PHOENIXVILLE – Much has been written on the aging baby boomers and the leadership drain as they retire – both in the for-profit and non-profit sectors. The Executive Leadership Institute (ELI) is a partnership with the Phoenixville Community Health Foundation, the Pennsylvania Association of Nonprofit Organizations (PANO), and Arcadia University. It is designed to address the need for leadership training for the emerging leaders of the non-profit community within the greater Phoenixville region.
A graduation celebration attended by students, faculty members, Foundation staff and Board members, as well as representatives from Arcadia Universitywas recently held at Arcadia University’s King of Prussia Campusto honor the achievement of the eleven students making up the ELI Class of 2013: Emily Black, Program Coordinator, Chester County OIC; Anne Catlin, Director, Bournelyf Special Camp; Ariana Giraldi, Manager, Gateway Employment Services; Edie Hartman, Executive Director, Phoenixville Area Senior Center; Nate Hoffer, Executive Director, Good Samaritan Shelter; Steve Kambic, Executive Director, Petra Community Housing; Jeannie Knowlton, Executive Director, Hope Springs Equestrian Therapy; Jennifer Kriesel, Executive Director, Foundation at Great Valley; Milena Lanz, Program Director, Maternal & Child Health Consortium; Louisa Pieri, Executive Director, Spring Ford Counseling Center; and Wendy Walsh, Community Outreach & Education, Surrey Services.
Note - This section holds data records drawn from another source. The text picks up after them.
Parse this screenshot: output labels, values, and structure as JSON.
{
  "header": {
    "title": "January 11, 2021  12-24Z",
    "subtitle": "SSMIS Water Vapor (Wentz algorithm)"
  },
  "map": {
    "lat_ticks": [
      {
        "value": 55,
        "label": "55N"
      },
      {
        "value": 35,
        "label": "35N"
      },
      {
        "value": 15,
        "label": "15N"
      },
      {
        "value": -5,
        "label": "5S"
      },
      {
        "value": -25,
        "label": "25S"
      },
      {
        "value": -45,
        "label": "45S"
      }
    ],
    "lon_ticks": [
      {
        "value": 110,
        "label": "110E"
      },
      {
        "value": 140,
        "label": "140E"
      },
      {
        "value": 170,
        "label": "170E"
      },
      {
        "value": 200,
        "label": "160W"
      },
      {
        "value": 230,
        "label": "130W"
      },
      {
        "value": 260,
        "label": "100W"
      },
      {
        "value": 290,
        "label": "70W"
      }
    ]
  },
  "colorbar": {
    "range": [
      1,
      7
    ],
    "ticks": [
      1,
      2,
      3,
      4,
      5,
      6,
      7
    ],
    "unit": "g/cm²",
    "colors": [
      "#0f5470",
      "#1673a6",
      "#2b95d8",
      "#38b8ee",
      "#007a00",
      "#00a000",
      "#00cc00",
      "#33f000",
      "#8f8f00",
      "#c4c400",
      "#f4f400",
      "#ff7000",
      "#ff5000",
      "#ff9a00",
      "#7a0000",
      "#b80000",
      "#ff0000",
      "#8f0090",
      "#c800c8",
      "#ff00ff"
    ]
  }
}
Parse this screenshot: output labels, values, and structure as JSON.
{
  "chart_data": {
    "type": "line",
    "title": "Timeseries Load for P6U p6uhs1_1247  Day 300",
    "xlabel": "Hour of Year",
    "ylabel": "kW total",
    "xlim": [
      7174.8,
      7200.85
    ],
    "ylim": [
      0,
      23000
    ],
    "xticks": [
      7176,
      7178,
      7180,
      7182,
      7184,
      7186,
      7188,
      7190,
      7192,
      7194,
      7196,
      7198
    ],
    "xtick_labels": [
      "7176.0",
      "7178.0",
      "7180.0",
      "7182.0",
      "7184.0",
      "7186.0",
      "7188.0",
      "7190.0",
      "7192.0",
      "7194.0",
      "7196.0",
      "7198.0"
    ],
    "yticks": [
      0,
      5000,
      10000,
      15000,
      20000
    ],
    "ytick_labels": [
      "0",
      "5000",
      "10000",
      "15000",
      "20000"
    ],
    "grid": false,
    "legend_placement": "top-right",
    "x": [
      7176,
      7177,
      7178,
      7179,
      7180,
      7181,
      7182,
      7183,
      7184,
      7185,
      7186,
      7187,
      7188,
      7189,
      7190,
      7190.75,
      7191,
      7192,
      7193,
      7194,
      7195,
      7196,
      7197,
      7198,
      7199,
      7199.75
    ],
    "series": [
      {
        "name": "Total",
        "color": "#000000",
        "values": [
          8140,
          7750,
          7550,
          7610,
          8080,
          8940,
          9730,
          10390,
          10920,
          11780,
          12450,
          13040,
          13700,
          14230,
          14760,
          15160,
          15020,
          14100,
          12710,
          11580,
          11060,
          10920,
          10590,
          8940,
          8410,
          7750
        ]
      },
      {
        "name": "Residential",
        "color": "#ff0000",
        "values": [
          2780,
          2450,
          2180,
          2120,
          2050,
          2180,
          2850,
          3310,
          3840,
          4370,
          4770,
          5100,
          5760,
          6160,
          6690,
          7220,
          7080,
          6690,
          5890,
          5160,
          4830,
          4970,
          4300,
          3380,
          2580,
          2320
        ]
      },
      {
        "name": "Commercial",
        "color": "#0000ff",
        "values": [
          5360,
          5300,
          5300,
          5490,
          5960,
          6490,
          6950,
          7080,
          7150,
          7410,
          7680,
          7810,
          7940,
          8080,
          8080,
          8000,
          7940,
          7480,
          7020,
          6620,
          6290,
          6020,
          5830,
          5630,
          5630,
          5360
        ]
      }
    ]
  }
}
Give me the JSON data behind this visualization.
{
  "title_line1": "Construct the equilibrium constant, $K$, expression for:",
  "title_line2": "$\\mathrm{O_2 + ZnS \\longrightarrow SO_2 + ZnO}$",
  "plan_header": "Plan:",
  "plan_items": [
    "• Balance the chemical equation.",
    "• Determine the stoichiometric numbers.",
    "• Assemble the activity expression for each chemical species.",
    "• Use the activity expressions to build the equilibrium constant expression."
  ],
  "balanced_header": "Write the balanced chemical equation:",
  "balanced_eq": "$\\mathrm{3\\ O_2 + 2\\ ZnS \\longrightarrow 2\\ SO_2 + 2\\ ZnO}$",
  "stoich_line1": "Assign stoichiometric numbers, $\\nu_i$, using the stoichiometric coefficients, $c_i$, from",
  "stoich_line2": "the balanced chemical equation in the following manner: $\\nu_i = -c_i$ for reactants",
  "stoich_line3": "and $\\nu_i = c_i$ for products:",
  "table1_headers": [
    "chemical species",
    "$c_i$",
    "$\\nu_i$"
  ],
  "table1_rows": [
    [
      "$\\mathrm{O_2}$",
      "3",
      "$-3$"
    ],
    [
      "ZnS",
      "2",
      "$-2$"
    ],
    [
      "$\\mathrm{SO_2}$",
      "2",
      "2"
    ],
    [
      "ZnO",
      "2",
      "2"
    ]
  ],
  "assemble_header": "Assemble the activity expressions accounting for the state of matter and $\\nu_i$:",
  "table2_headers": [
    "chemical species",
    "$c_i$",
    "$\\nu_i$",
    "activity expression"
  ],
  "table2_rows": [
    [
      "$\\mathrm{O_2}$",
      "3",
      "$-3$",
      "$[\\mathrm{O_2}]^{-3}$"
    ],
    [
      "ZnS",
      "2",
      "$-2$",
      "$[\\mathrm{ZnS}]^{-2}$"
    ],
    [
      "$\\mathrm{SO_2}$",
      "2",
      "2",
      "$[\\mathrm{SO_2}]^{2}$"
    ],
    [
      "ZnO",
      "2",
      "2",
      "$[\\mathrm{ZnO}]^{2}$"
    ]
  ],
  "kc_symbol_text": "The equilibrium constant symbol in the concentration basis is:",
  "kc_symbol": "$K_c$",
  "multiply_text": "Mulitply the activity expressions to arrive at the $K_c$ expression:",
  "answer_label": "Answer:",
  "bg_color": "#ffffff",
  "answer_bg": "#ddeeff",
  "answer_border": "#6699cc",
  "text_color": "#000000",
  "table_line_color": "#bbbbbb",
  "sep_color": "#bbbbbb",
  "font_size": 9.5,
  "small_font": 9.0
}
Curriculum components included a personal self-assessment through the well-recognized Myers/Briggs psychological instrument. From there students were guided through various aspects of leadership and assisted in the development of their personal leadership style as well as the practical application of leadership skills. For their final assignment, students presented their own personal leadership plans and goals. There was a two-level evaluation of the program. Dr. John Kelley, formerly Director of Institutional Research at Villanova University, designed an evaluation strategy that included behavioral outcomes as well as quality of instruction. Additionally, there will be follow-up with each student at six months and then one year to assess progress on their personal leadership plan.
ELI was designed, implemented and funded by the Phoenixville Community Health Foundation. Its mission is to provide executive-level and management-level staff within the non-profit sectors an opportunity to gain self-awareness, knowledge and experience to become more effective leaders within their professional and personal lives. PANO provided technical assistance and fiduciary oversight, and Arcadia University provided curriculum advice and a Certificate of Non-Profit Leadership from the University’s College of Continuing Education.
Initial feedback from students included comments like: “I have changed my leadership style to be less task oriented and more people oriented. I am also better able to understand the dynamics of the organization and where it needs to change.”; “Personal development to grow in your career. It was an extraordinary experience.”; “ELI is an opportunity to purposefully think of your leadership style and grow.”; and “Profound. Powerful. Enriching.”.